Wednesday, November 5, 2014



Type 1 diabetes’ evil twin                                       
            Type 1 diabetes was known in the time of Hippocrates, some 2500 years ago. They even knew that one of its main characteristics was the presence of sugar in the urine. Throughout the Middle Ages, physicians actually tasted patients’ urine to identify the sweet taste. I am certainly grateful that we have better ways of making the diagnosis. The large amount of sugar that passes through the kidneys causes an excessive output of urine; the term diabetes means “siphon” in Greek.
            Called juvenile, early onset or childhood diabetes because most of its victims are young, the disease seems to be triggered by a viral infection in susceptible persons. In a misdirected response to the infection, the body produces antibodies that destroy cells in the pancreas that manufacture insulin. Without the daily replacement of insulin by injection, patients seldom survive for more than a few weeks or months.
            Type 2 diabetes, once known as adult onset diabetes, is not an identical twin of type 1. These patients have adequate insulin but their body is unable to use it, a condition known as insulin resistance. Physicians use numerous drugs in an attempt to help the body to utilize insulin but the pancreas eventually stops production of this hormone and insulin injections become necessary.  
            Both types of diabetes lead to the malformation of small blood vessels so the organs most affected by complications of these diseases include the eyes and the kidneys. Nerves and blood vessels in the feet are damaged and the result is often gangrene and amputation.
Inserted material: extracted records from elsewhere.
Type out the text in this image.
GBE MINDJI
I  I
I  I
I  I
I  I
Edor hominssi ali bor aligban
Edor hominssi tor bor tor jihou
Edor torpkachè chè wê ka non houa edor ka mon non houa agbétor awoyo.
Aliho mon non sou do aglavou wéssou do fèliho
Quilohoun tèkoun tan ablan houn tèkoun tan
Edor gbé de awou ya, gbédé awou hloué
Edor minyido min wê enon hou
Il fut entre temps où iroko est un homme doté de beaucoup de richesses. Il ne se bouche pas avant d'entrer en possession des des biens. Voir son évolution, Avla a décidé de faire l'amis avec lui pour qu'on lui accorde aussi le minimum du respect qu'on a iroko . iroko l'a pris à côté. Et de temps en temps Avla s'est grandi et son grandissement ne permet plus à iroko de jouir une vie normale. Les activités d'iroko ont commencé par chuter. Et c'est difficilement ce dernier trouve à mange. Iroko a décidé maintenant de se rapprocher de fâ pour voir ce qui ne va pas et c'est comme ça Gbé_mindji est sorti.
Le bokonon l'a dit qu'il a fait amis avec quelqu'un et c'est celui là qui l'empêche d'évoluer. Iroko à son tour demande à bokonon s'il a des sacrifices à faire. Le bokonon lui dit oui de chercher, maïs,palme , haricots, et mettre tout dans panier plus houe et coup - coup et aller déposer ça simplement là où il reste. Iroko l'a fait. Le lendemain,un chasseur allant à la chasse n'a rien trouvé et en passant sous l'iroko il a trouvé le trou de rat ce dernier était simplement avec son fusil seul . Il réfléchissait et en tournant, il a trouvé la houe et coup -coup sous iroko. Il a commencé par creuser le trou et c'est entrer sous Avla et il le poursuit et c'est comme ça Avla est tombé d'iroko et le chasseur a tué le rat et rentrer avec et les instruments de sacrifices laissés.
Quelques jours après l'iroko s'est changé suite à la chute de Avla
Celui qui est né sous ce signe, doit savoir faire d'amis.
            Obesity is a major factor in type 2 diabetes and it makes this disease the evil twin of type 1. Almost all persons with type 2 diabetes have an excess of body fat even if they appear to be of normal weight. To no one’s surprise, type 2 diabetics are afflicted with the complications of obesity: heart disease and stroke. These complications occur at about twice the frequency of type 1 diabetes and they lead to a mortality rate which is also much higher.
            There is little that one can do to avoid type 1 diabetes but type 2 diabetes is almost 100 percent preventable. Less than a century ago there was no type 2 diabetes in Native Americans; it is now their second leading cause of death. The rest of us are not far behind.
            It’s time to slay the evil twin.